En abril, la suerte le hizo otro guiño a César. Metelo Céler, que había sido nombrado gobernador de la Galia Transalpina, falleció en abril sin tan siquiera haber abandonado Roma. Algunos comentaron que había muerto envenenado por su esposa Clodia, a la que acusaban de acostarse con media ciudad, incluido su hermano Clodio, el del escándalo de la Bona Dea.

En cualquier caso, César maniobró con agilidad. Actuando en nombre de su aliado, Pompeyo propuso que se concediera a César como provincia adicional la Galia Transalpina. Catón se levantó y declaró que los dos socios eran unos inmorales que se dedicaban a cambiar hijas por provincias, aludiendo al matrimonio de Pompeyo con Julia. No obstante, los senadores, a sabiendas de que César recurriría de nuevo a la asamblea si se negaban y los dejaría en evidencia ante el pueblo, aceptaron.

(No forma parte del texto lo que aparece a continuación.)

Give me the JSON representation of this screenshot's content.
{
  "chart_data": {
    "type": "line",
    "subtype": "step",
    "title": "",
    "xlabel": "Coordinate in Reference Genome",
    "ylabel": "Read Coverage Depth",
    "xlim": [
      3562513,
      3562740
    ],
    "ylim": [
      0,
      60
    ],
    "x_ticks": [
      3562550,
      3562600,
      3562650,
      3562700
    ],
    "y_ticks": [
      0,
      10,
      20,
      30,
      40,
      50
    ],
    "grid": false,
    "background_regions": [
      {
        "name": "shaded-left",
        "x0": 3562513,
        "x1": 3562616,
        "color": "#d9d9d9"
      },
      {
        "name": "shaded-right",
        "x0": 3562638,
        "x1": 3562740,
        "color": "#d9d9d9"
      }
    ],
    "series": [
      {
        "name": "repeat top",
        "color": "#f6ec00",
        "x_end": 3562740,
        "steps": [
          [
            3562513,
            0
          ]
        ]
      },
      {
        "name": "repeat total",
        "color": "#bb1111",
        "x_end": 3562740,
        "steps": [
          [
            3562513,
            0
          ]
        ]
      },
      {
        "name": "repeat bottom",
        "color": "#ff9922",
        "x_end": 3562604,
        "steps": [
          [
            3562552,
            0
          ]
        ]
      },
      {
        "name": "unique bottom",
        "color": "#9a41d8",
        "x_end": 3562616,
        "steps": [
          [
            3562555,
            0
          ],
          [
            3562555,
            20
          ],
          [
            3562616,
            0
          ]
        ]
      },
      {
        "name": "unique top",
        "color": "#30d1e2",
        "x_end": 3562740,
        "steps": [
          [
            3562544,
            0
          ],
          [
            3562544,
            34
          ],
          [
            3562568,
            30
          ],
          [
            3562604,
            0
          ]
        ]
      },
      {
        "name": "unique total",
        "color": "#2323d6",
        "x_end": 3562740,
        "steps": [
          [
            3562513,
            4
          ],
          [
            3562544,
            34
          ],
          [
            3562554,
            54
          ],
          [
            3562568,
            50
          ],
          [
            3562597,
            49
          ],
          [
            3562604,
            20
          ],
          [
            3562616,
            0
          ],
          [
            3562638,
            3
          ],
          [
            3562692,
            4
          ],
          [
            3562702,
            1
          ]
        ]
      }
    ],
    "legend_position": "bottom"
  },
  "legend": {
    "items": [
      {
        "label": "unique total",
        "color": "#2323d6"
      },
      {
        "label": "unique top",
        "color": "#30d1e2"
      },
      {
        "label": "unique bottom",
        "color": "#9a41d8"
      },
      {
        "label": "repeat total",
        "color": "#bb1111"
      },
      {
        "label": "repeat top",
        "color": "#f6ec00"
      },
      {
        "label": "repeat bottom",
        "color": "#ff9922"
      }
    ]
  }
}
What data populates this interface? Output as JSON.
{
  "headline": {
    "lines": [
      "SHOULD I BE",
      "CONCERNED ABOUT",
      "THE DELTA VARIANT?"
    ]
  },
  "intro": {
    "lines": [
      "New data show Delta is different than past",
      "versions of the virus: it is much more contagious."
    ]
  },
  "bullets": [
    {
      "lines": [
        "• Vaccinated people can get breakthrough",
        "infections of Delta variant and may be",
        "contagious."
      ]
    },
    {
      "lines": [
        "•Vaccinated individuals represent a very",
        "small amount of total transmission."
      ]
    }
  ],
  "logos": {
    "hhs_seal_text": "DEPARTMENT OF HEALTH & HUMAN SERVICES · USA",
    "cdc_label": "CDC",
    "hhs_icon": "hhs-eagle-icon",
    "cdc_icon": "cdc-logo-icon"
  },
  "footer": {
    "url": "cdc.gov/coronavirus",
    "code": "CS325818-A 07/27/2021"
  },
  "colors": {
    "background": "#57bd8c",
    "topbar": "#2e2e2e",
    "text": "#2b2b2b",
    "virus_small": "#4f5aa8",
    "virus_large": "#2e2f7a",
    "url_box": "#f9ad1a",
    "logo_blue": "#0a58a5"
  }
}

El año terminó bien para los triunviros. En las elecciones consulares celebradas en octubre ganaron los dos candidatos que ellos querían, Aulo Gabinio y Calpurnio Pisón. Por otra parte, Clodio se convirtió a finales de año en tribuno de la plebe.

En el caso de Clodio, los triunviros acabarían comprendiendo que estaban intentando domeñar a una fuerza incontrolable. Pero de momento César no pudo evitar sentir una íntima satisfacción con una de sus primeras actuaciones como tribuno. El último día del año, el cónsul Bíbulo salió de su encierro para presentarse ante la asamblea. Cuando, siguiendo la tradición, intentó dirigirse al pueblo para jurar que había cumplido con su deber como cónsul —un juramento que César acababa de prestar—, Clodio se levantó gritando: «¡Veto! ¡Veto!», y Bíbulo no tuvo más remedio que callarse.

Aquel fue el último día de César como cónsul. A partir de entonces empezó una vida completamente distinta para él. Hasta finales del año 59, muchos romanos podían verlo como una versión, más refinada tal vez, de líderes populares como Sulpicio o Saturnino, o incluso de los hermanos Graco. Cierto que César era el sobrino de Cayo Mario, y a eso le debía buena parte de su gancho político con el pueblo. Pero, pese a que sus campañas en Hispania le habían otorgado el derecho a un triunfo, nadie se lo tomaba demasiado en serio como militar.

Era el momento de demostrarles a todos que se equivocaban. Cuando César y Pompeyo se despidieron, podemos apostar a que este le ofreció a su suegro una buena lista de consejos de táctica, estrategia y disciplina. César seguramente los escuchó con una sonrisa paciente. Pero en su fuero interno, estaba convencido de que el presunto aprendiz no tardaría en superar al maestro.